Hairpin DNA‐Dependent Click Conjugation of Oligonucleotides for Electrochemical Monitoring of Copper(II)

A new electrochemical sensing platform was designed for sensitive detection of copper(II) (Cu 2+ ) based on click conjugation of two short oligonucleotides by using methylene blue‐functionalized hairpin DNA as the template. The analyte (Cu 2+ ) was in situ reduced to Cu + by sodium ascorbate, which catalyzed the click conjugation between two single‐stranded oligonucleotides one was labelled with a 5′‐alkyne and the other with 3′‐azide group via the Cu + ‐catalyzed azide‐alkyne cycloaddition.
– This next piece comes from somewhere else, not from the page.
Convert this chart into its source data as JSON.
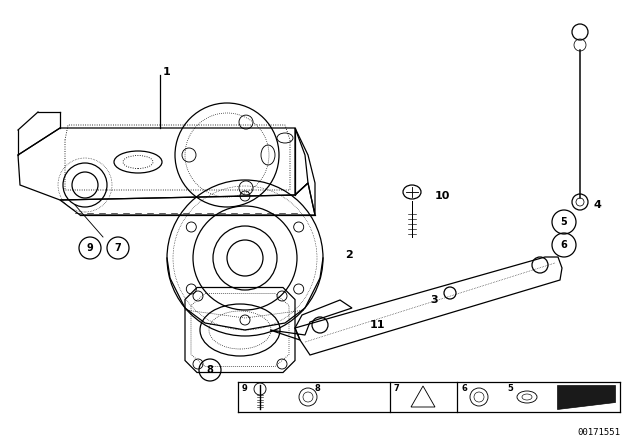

The newly formed long‐chain oligonucleotide induced the conformational change of hairpin DNA to open the hairpin, resulting in methylene blue far away from the electrode for the decrease of redox current. Under optimal conditions, the decrease in the electronic signal was directly proportional to target Cu 2+ concentration, and allowed the detection of Cu 2+ at a concentration as low as 1.23 nM. Our strategy also displayed high selectivity for Cu 2+ against other metal ions owing to the highly specific Cu + ‐catalyzed click chemistry reaction, and was applicable for monitoring of Cu 2+ in drinking water with satisfactory results.